Oliris 2018(2)By: S Neff
I sank back down into the flimsy chair. My heart raced and for a second, I almost felt lightheaded. How did Beal know about Rhyan’s encounter with Payne? There was no way Payne would admit to a crime like that, and it would put him in direct involvement with an affiliate gang member, which went against the leader of his own gang. He wouldn’t turn on Dingo, not if he wanted to live a long life.
“I don’t know what you’re fucking talking about,” I growled. I would never let it get out what Payne and his men did to Rhyan. Knowledge like that would ruin his reputation in Old City; I couldn’t let that happen. I would always protect him, even when it would jeopardize myself.
“Sources have informed me that Mr. Sekik was beaten and tortured over a few days.” Beal made a motion on his tablet. “It says here he had to have more than three hundred stitches from the lacerations covering his body. He also suffered from a fractured tibia, multiple broken fingers, as well as a concussion.” He looked up from his device, beady eyes staring right through me. “It must have been infuriating to see your friend suffer through so much violence.”
I felt the tickle of bile as it climbed up the back of my throat. The gory reminder of my lover’s pain brought back the memory of the day I’d found him six months ago.
Like horrible flashing reels on an endless film, I would never be able to escape that one moment. Each time it was mentioned, I would be thrusted into that day again, feeling cold as the rain soaked me to the bone.
It was the rain that made me shake and not the fear and horror I felt swallowing me as I looked down at the heap on the sidewalk outside of the Tower, the massive sky-rise hotel blocking out what little light remained in the day. The shadows left me guessing the identity of the naked form huddled on the pavement, broken and most likely dead. It wasn’t him, I told myself even as I approached the mangled, bare mess lying still in the downpour. There was no green hair, I debated, so it couldn’t be my Rhyan. Still, my body shook as I kneeled down and gently turned him over to reveal what I already knew. My lover’s battered face was hardly recognizable, his skull shaved bare. Tattered, broken skin covered in black and blue with large swelling. A wretched noise escaped me as I pulled the barely breathing man to my chest. Fear and anger tore me into practically two people. Nothing mattered in that moment but Rhyan. Nothing should matter but him. Over and over, I kept thinking of nothing but keeping him safe. Yet as I screamed for someone, trying to lift his dead weight into my arms, I knew I was lying to myself. Revenge also mattered. A lot.
The ugly pitch in my stomach caused my teeth to clench, my cheek filling my mouth with blood as I bit down on the soft inner flesh. The images made it hard to breathe, made it impossible to think past the roaring emotions, swamping my mind at times so thickly that I couldn’t trudge past the pain and hopelessness that swallowed me completely. I had to remind myself that he was alive and whole, that I hadn’t lost him. I reached up to rub my right pectoral where the R was tattooed on my skin, giving myself an anchor through the torrid memories.

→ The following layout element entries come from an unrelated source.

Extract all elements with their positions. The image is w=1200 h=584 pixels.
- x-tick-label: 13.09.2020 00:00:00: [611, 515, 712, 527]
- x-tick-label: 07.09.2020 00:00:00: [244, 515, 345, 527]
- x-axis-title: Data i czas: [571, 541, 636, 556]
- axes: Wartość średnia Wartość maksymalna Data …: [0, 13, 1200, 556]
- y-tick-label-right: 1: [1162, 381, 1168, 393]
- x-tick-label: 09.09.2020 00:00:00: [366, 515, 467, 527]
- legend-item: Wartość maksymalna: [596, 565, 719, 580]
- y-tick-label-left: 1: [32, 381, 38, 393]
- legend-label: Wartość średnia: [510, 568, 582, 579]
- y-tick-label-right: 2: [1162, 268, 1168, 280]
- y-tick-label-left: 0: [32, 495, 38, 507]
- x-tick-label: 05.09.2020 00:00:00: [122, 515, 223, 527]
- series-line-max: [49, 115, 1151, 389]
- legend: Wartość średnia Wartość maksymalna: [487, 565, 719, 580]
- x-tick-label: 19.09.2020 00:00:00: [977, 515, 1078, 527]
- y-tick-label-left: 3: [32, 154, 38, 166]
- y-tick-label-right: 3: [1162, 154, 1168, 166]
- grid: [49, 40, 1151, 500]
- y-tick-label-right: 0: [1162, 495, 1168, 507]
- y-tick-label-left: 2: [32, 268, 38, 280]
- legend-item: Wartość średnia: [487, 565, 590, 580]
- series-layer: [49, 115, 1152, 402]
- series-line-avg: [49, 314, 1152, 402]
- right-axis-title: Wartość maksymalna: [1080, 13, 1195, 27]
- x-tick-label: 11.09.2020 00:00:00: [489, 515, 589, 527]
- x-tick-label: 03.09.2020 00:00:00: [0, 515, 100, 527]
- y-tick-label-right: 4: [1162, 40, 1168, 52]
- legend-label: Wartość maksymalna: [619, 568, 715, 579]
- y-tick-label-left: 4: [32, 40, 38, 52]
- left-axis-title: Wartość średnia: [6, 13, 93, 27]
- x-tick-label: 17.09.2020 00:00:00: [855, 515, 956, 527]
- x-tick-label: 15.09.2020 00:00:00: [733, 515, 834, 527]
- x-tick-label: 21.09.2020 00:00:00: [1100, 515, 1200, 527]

The doctor watched me, his violet gaze tracking over my movements with a calculation in each motion. He leaned back deeply into his ridiculous chair, immersing himself in the rich brown leather as he began his next round. “Senana, did Mr. Sekik tell you that they didn’t just beat him?” The doctor set his com pad down on his lap, right hand reaching up to adjust his glasses, pushing them farther up his nose. “They raped him over and over again, while he begged for you the whole time.” Beal leaned back, a sick grin forming on his nasty flushed face. “Or so my sources say.” The doctor drummed his fingers on the arm of the chair rhythmically. “Does that make you angry, Senana?”
The chair cracked under the force of my weight as I lunged across the space toward the doctor. Somehow, this man was part of it, part of all of it, from the moment Rhyan had been tortured to me ending up in this room with him. I wanted to feel his blood slide down my arms, smell it clog the air as he begged for me to stop. I wanted him to wish he’d never been a part of touching my lover. I couldn’t think past the belly full of violence that consumed me like the monster it was. If Dr. Beal thought what I’d done to Payne was bloody, I would show him something far worse.